Red Bull team principal Christian Horner claims a rival team targeted their sponsors after they were penalised for breaching F1’s budget cap last year.
World champions Red Bull were the only one of the ten teams whose budget cap declaration for the 2021 season was not certified by the FIA following a lengthy auditing process, although Aston Martin and Williams were also found to have committed procedural breaches by the governing body.
The team denied knowingly overspending but later signed an agreement with the FIA accepting a ‘minor’ breach of the spending cap and were punished with a fine, a reduction in their spending cap for 2023 and a 10% reduction in their aerodynamic testing allowance for 12 months.
Speaking to the i newspaper, Horner claimed an unnamed rival team deliberately used the furore over their budget cap breach to target Red Bull’s sponsors.
“It tainted us,” Horner said. “These things get used by your rivals. We had one of them contacting our sponsors and partners making suggestions that we would be bringing their brands into disrepute. That was just underhand.”

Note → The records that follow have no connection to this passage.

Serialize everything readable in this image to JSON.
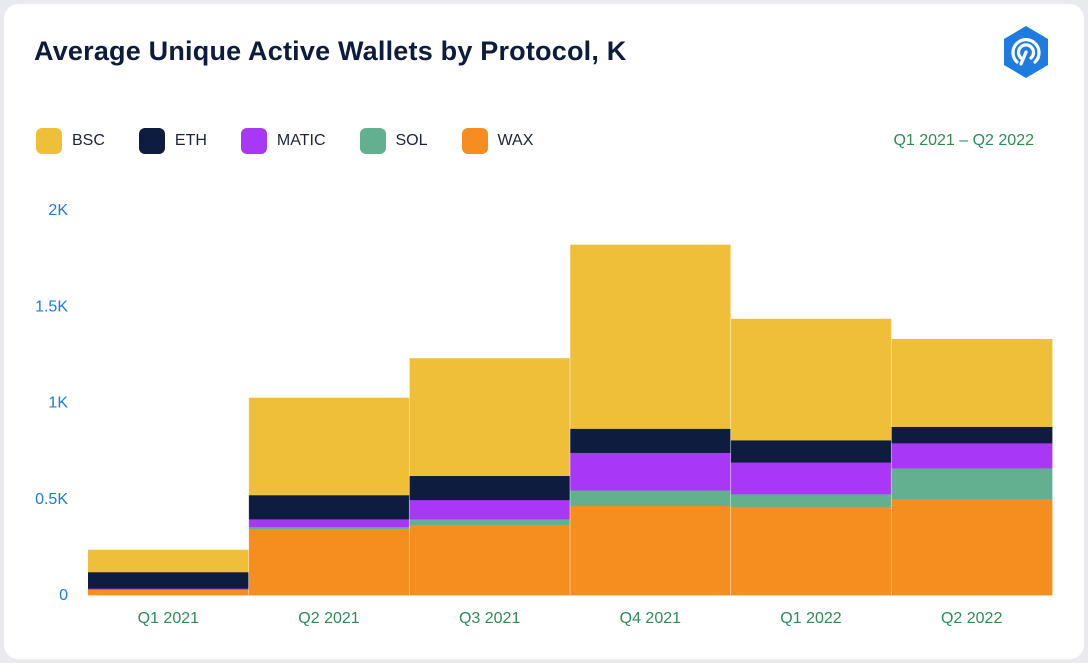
{
  "header": {
    "title": "Average Unique Active Wallets by Protocol, K",
    "date_range": "Q1 2021 – Q2 2022"
  },
  "colors": {
    "BSC": "#f0bf3a",
    "ETH": "#0d1c3f",
    "MATIC": "#a838f5",
    "SOL": "#62b090",
    "WAX": "#f68d1f",
    "tick_y": "#1e7be0",
    "tick_x": "#2e8a57",
    "logo": "#1e7be0"
  },
  "chart_data": {
    "type": "bar",
    "stacked": true,
    "title": "Average Unique Active Wallets by Protocol, K",
    "categories": [
      "Q1 2021",
      "Q2 2021",
      "Q3 2021",
      "Q4 2021",
      "Q1 2022",
      "Q2 2022"
    ],
    "series": [
      {
        "name": "WAX",
        "values": [
          30,
          345,
          365,
          465,
          460,
          500
        ]
      },
      {
        "name": "SOL",
        "values": [
          0,
          10,
          30,
          80,
          65,
          160
        ]
      },
      {
        "name": "MATIC",
        "values": [
          5,
          40,
          100,
          195,
          165,
          130
        ]
      },
      {
        "name": "ETH",
        "values": [
          85,
          125,
          125,
          125,
          115,
          85
        ]
      },
      {
        "name": "BSC",
        "values": [
          115,
          505,
          610,
          955,
          630,
          455
        ]
      }
    ],
    "ylim": [
      0,
      2000
    ],
    "yticks": [
      0,
      500,
      1000,
      1500,
      2000
    ],
    "ytick_labels": [
      "0",
      "0.5K",
      "1K",
      "1.5K",
      "2K"
    ],
    "grid": false,
    "legend": "top-left"
  }
}
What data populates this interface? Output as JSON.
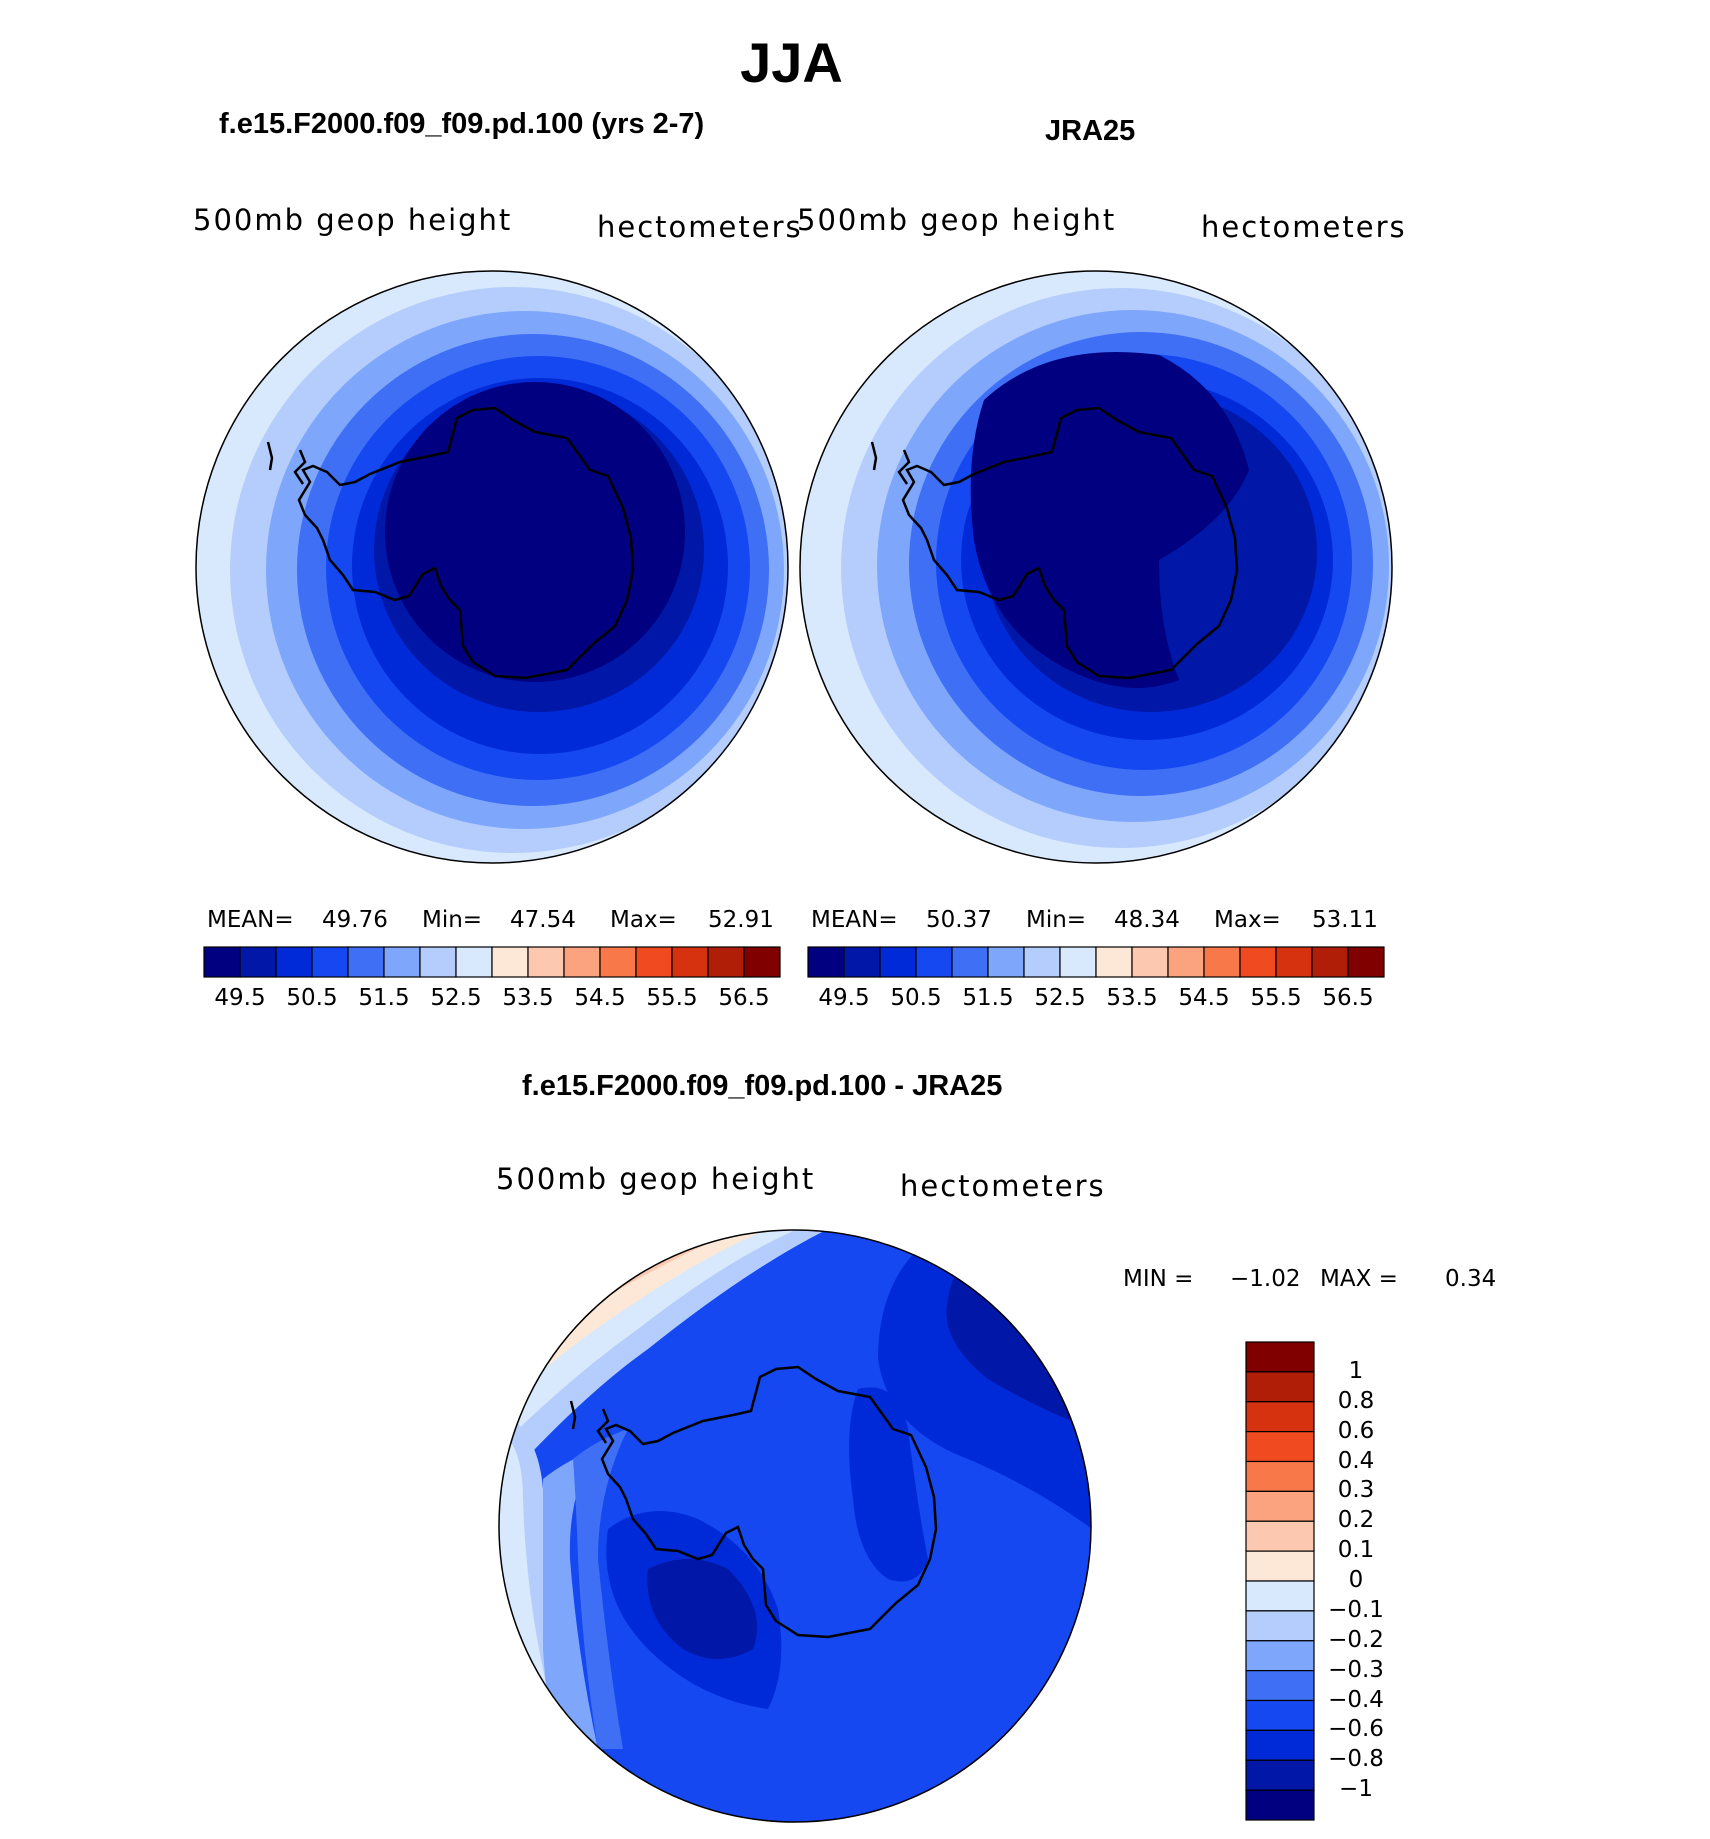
{
  "page_title": "JJA",
  "panels": [
    {
      "title": "f.e15.F2000.f09_f09.pd.100 (yrs 2-7)",
      "left_string": "500mb  geop  height",
      "right_string": "hectometers",
      "stats": {
        "mean_label": "MEAN=",
        "mean": "49.76",
        "min_label": "Min=",
        "min": "47.54",
        "max_label": "Max=",
        "max": "52.91"
      }
    },
    {
      "title": "JRA25",
      "left_string": "500mb  geop  height",
      "right_string": "hectometers",
      "stats": {
        "mean_label": "MEAN=",
        "mean": "50.37",
        "min_label": "Min=",
        "min": "48.34",
        "max_label": "Max=",
        "max": "53.11"
      }
    },
    {
      "title": "f.e15.F2000.f09_f09.pd.100 - JRA25",
      "left_string": "500mb  geop  height",
      "right_string": "hectometers",
      "stats": {
        "min_label": "MIN =",
        "min": "−1.02",
        "max_label": "MAX =",
        "max": "0.34"
      }
    }
  ],
  "colorbar_abs": {
    "labels": [
      "49.5",
      "50.5",
      "51.5",
      "52.5",
      "53.5",
      "54.5",
      "55.5",
      "56.5"
    ],
    "levels": [
      49.5,
      50,
      50.5,
      51,
      51.5,
      52,
      52.5,
      53,
      53.5,
      54,
      54.5,
      55,
      55.5,
      56,
      56.5
    ],
    "colors": [
      "#000080",
      "#0017a8",
      "#002ad8",
      "#1548f0",
      "#3e6ff5",
      "#7ea6fb",
      "#b4cdfc",
      "#d8e8fd",
      "#fde8d8",
      "#fcc8b0",
      "#fba27e",
      "#f8784a",
      "#f04a20",
      "#d63210",
      "#b01e08",
      "#800000"
    ]
  },
  "colorbar_diff": {
    "labels": [
      "1",
      "0.8",
      "0.6",
      "0.4",
      "0.3",
      "0.2",
      "0.1",
      "0",
      "−0.1",
      "−0.2",
      "−0.3",
      "−0.4",
      "−0.6",
      "−0.8",
      "−1"
    ],
    "colors_top_to_bottom": [
      "#800000",
      "#b01e08",
      "#d63210",
      "#f04a20",
      "#f8784a",
      "#fba27e",
      "#fcc8b0",
      "#fde8d8",
      "#d8e8fd",
      "#b4cdfc",
      "#7ea6fb",
      "#3e6ff5",
      "#1548f0",
      "#002ad8",
      "#0017a8",
      "#000080"
    ]
  },
  "chart_data": [
    {
      "type": "heatmap",
      "title": "f.e15.F2000.f09_f09.pd.100 (yrs 2-7)",
      "variable": "500mb geop height",
      "units": "hectometers",
      "projection": "south polar stereographic",
      "mean": 49.76,
      "min": 47.54,
      "max": 52.91,
      "contour_levels": [
        49.5,
        50,
        50.5,
        51,
        51.5,
        52,
        52.5,
        53,
        53.5,
        54,
        54.5,
        55,
        55.5,
        56,
        56.5
      ]
    },
    {
      "type": "heatmap",
      "title": "JRA25",
      "variable": "500mb geop height",
      "units": "hectometers",
      "projection": "south polar stereographic",
      "mean": 50.37,
      "min": 48.34,
      "max": 53.11,
      "contour_levels": [
        49.5,
        50,
        50.5,
        51,
        51.5,
        52,
        52.5,
        53,
        53.5,
        54,
        54.5,
        55,
        55.5,
        56,
        56.5
      ]
    },
    {
      "type": "heatmap",
      "title": "f.e15.F2000.f09_f09.pd.100 - JRA25",
      "variable": "500mb geop height",
      "units": "hectometers",
      "projection": "south polar stereographic",
      "min": -1.02,
      "max": 0.34,
      "contour_levels": [
        -1,
        -0.8,
        -0.6,
        -0.4,
        -0.3,
        -0.2,
        -0.1,
        0,
        0.1,
        0.2,
        0.3,
        0.4,
        0.6,
        0.8,
        1
      ]
    }
  ]
}
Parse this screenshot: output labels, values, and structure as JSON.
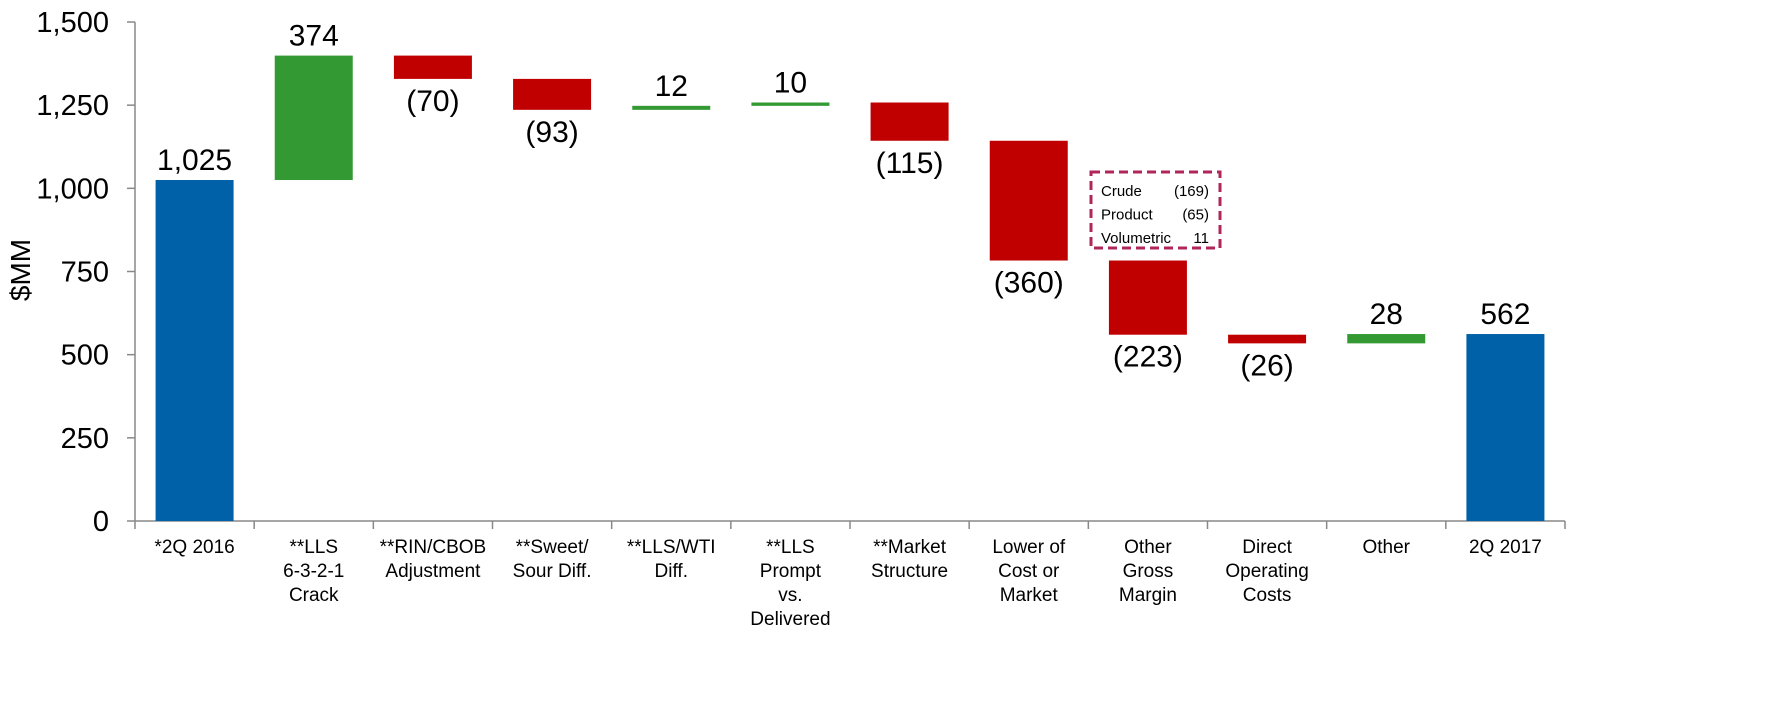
{
  "chart_data": {
    "type": "waterfall",
    "y_label": "$MM",
    "categories": [
      [
        "*2Q 2016"
      ],
      [
        "**LLS",
        "6-3-2-1",
        "Crack"
      ],
      [
        "**RIN/CBOB",
        "Adjustment"
      ],
      [
        "**Sweet/",
        "Sour Diff."
      ],
      [
        "**LLS/WTI",
        "Diff."
      ],
      [
        "**LLS",
        "Prompt",
        "vs.",
        "Delivered"
      ],
      [
        "**Market",
        "Structure"
      ],
      [
        "Lower of",
        "Cost or",
        "Market"
      ],
      [
        "Other",
        "Gross",
        "Margin"
      ],
      [
        "Direct",
        "Operating",
        "Costs"
      ],
      [
        "Other"
      ],
      [
        "2Q 2017"
      ]
    ],
    "values": [
      1025,
      374,
      -70,
      -93,
      12,
      10,
      -115,
      -360,
      -223,
      -26,
      28,
      562
    ],
    "value_labels": [
      "1,025",
      "374",
      "(70)",
      "(93)",
      "12",
      "10",
      "(115)",
      "(360)",
      "(223)",
      "(26)",
      "28",
      "562"
    ],
    "measures": [
      "total",
      "relative",
      "relative",
      "relative",
      "relative",
      "relative",
      "relative",
      "relative",
      "relative",
      "relative",
      "relative",
      "total"
    ],
    "colors": {
      "total": "#0060a8",
      "increase": "#339933",
      "decrease": "#c00000"
    },
    "ylim": [
      0,
      1500
    ],
    "yticks": [
      0,
      250,
      500,
      750,
      {
        "value": 1000,
        "label": "1,000"
      },
      {
        "value": 1250,
        "label": "1,250"
      },
      {
        "value": 1500,
        "label": "1,500"
      }
    ],
    "annotation": {
      "items": [
        {
          "label": "Crude",
          "value": "(169)"
        },
        {
          "label": "Product",
          "value": "(65)"
        },
        {
          "label": "Volumetric",
          "value": "11"
        }
      ]
    }
  }
}
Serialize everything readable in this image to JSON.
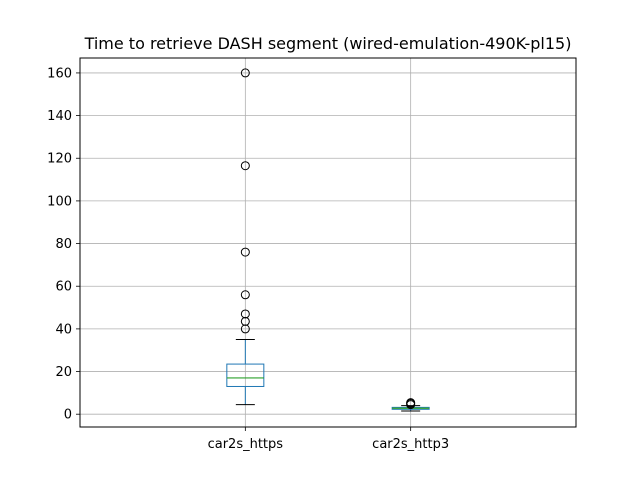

Despite winning the last two drivers’ championships with Max Verstappen and dominating the 2022 season on their way to their first constructors’ title since 2013, Red Bull have at times been the subject of controversy.
The team’s intense fight with Mercedes in 2021 – where Verstappen and Lewis Hamilton clashed on multiple occasions fighting for the championship – led to heightened tensions between fans of both drivers on social media which flared again after Red Bull being found to have breached the budget cap. Horner suggests that the intensity of criticism they face would be reduced “if we had a British driver like a certain team in Brackley [Mercedes]. We are too easily seen as the bad guys.”
Red Bull have dominated the start of the 2023 season, taking two pole positions and two one-two victories in the opening two rounds in Bahrain and Saudi Arabia. However, Horner says he does not expect their dominance to go unchallenged throughout the entire season.
“There is always something, always a technical directive that drops, a game changer,” Horner said.
“You can guarantee that the others will be scheming, ‘how can we slow them down’. It’s part of the game. Having lived through it before you become more seasoned in how to ride it out.”